The largest prison strike in the U.S. now enters its second week
It’s odd that this doesn’t seem to be reported in the mainstream media. Alice Speri reports in The Intercept:
The largest prison strike in U.S. history has been going on for nearly a week, but there’s a good chance you haven’t heard about it. For months, inmates at dozens of prisons across the country have been organizing through a network of smuggled cellphones, social media pages, and the support of allies on the outside. The effort culminated in a mass refusal to report to prison jobs on September 9, the anniversary of the 1971 Attica prison uprising.
“This is a call to action against slavery in America,” organizers wrote in an announcement that for weeks circulated inside and outside prisons nationwide, and that sums up the strikers’ primary demand: an end to free prison labor. “Forty-five years after Attica, the waves of change are returning to America’s prisons. This September we hope to coordinate and generalize these protests, to build them into a single tidal shift that the American prison system cannot ignore or withstand.”
Since Friday, details on the strike’s success have trickled out of prisons with some difficulty, but organizers and supporters have no doubt the scale of the action is unprecedented, though their assessment is difficult to verify and some corrections departments denied reports of strike-related activities in their states.
Prisoners in 24 states and 40 to 50 prisons pledged to join the strike, and as of Tuesday, prisoners in at least 11 states and 20 prisons continued the protest, according to outside supporters in Alabama.

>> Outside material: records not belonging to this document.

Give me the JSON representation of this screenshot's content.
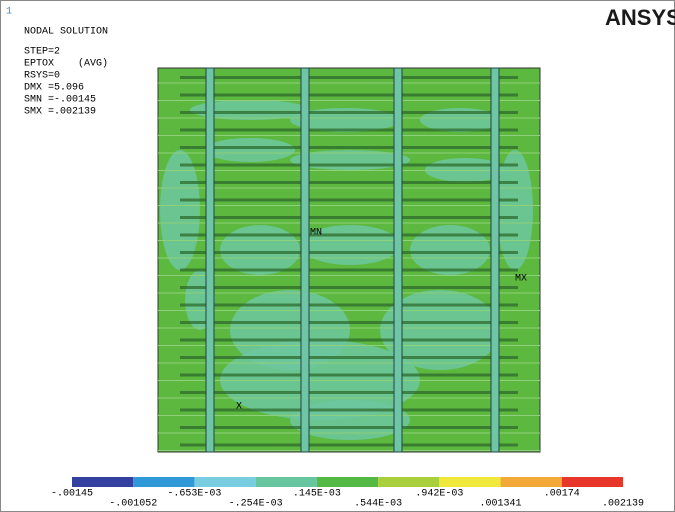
{
  "header": {
    "window_number": "1",
    "title": "NODAL SOLUTION",
    "logo": "ANSYS"
  },
  "info": [
    "STEP=2",
    "EPTOX    (AVG)",
    "RSYS=0",
    "DMX =5.096",
    "SMN =-.00145",
    "SMX =.002139"
  ],
  "markers": {
    "min": "MN",
    "max": "MX",
    "axis": "X"
  },
  "legend": {
    "colors": [
      "#34409f",
      "#2f98d6",
      "#79cde0",
      "#67c6a0",
      "#55b945",
      "#a9d03c",
      "#f1e83c",
      "#f2a937",
      "#e7372b"
    ],
    "labels": [
      "-.00145",
      "-.001052",
      "-.653E-03",
      "-.254E-03",
      ".145E-03",
      ".544E-03",
      ".942E-03",
      ".001341",
      ".00174",
      ".002139"
    ]
  }
}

Tactics and specific demands varied locally, with some prisoners reportedly staging hunger strikes, and detainees in Florida protesting and destroying prison property ahead of the planned strike date.
“There are probably 20,000 prisoners on strike right now, at least, which is the biggest prison strike in history, but the information is really sketchy and spotty,” said Ben Turk, who works on “in-reach” to prisons for the Incarcerated Workers Organizing Committee, a chapter of the Industrial Workers of the World union helping to coordinate the inmate-led initiative from the outside.

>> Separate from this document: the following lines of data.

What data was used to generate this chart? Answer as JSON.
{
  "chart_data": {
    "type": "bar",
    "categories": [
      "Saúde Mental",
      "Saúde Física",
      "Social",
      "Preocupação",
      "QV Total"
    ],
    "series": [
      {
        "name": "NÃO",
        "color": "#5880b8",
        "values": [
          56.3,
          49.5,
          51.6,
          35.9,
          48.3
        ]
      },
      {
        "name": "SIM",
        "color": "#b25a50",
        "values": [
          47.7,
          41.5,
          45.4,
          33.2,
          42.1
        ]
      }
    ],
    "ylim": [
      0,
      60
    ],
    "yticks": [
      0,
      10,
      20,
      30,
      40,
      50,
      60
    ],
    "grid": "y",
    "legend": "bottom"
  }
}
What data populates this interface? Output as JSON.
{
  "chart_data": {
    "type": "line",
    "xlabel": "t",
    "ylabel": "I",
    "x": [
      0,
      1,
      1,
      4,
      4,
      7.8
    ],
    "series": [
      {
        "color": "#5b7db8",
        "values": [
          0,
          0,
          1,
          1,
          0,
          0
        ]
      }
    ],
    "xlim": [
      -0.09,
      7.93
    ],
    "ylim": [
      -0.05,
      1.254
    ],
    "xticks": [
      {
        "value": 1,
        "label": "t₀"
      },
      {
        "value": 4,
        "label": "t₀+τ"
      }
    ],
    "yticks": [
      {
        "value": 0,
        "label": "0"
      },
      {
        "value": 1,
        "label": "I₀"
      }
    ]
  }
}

Small rallies and demonstrations in support of the strikers were staged in dozens of U.S. cities and a couple of foreign countries, but so far the coordinated strike remains largely ignored on the outside.
“The strike has been pulled off, but we’re not quite breaking through to getting mainstream media,” Turk told The Intercept, noting that the strike was widely covered by independent media. “I talk to people who aren’t in that milieu and aren’t seeing it on their social media, and they’ll be like, ‘We didn’t hear about it, there’s nothing about it anywhere.’”
That’s bad news for the strikers, who rely on the support of outsiders to push for more radical reform but also depend on their outside visibility to mitigate retaliation by prison officials.
A week into the strike, . . .
Interesting that in the U.S. today, slave labor is still used. Read the rest of the article on how prisons are ideal for housing slaves since the prison controls all communication to the outside and can put leaders into solitary confinement for as long as the prison wishes (decades in some cases). I’ve noted before that “Home of the brave” no longer applies given how easily the U.S. public panics and how fearful it is, and it seem that “Land of the free” does not apply to many.